Let's visualize how these effects vary by prior earnings and education by making a heatmap


In [None]:
import itertools

In [None]:
# create a grid of values for education and prior earnings:
educgrid = np.arange(data["educ"].values.min(), data["educ"].values.max() + 1)
earngrid = np.arange(
    data["priorearn"].values.min(), data["priorearn"].values.max(), 5000
)
grid = pd.DataFrame(
    itertools.product(educgrid, earngrid), columns=["educ", "priorearn"]
)

We'll first visualize the effects among married, nonwhite females of average age:


In [None]:
grid["age"] = data["age"].values.mean()  # set age to the average
grid["female"] = 1  # set female = 1
grid["nonwhite"] = 1  # set nonwhite = 1
grid["married"] = 1  # set married = 1
# need to re-order the columns to match x:
grid=grid[x.columns]


To do on your own: calculate the predicted effects for each "observation" in the grid:


In [None]:
# gridfx = # uncomment and fill in on your own!

### Cheat


In [None]:
gridfx = rcf.effect(grid)

### Visualize effects with a heatmap:


In [None]:
from mpl_toolkits.axes_grid1 import make_axes_locatable

fig = plt.figure()
ax = plt.subplot()
main = ax.scatter(
    grid["educ"], grid["priorearn"], c=gridfx, cmap="plasma", marker="s", s=300
)
plt.suptitle("Estimated Treatment effects")
plt.title("Nonwhite married females")
plt.xlabel("years of education")
plt.ylabel("prior earnings")

# create an Axes on the right side of ax.
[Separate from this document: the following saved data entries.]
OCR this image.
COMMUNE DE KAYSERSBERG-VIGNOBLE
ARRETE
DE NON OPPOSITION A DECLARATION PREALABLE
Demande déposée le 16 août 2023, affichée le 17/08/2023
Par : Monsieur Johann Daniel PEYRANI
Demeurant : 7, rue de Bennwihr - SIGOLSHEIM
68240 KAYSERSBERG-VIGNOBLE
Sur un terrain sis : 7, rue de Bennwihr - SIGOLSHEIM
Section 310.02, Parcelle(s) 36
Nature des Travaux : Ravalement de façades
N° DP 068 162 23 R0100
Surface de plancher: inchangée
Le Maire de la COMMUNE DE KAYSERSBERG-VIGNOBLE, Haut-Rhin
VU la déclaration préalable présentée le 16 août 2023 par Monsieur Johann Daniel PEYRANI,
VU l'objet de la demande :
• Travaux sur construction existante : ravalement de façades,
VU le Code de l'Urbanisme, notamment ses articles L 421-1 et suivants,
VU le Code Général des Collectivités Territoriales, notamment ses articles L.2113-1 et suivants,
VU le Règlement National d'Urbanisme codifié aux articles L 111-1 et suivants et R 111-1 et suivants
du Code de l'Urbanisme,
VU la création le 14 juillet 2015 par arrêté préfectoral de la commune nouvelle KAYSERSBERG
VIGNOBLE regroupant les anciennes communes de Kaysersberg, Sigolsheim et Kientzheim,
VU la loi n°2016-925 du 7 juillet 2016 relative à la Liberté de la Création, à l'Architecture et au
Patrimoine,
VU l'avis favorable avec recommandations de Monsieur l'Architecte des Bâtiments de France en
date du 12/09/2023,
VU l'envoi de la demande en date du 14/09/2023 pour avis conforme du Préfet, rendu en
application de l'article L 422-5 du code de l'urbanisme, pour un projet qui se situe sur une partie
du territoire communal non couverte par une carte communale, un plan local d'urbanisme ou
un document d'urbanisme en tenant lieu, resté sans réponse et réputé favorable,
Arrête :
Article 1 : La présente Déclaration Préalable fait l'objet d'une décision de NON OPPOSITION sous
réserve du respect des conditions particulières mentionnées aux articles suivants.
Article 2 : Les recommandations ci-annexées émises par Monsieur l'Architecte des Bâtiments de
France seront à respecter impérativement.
The width of cax will be 5%
# of ax and the padding between cax and ax will be fixed at 0.05 inch.
divider = make_axes_locatable(ax)
cax = divider.append_axes("right", size="5%", pad=0.05)
plt.colorbar(main, cax=cax)
plt.show()

To do on your own: make similar visualizations for males, singles, whites, different ages, etc.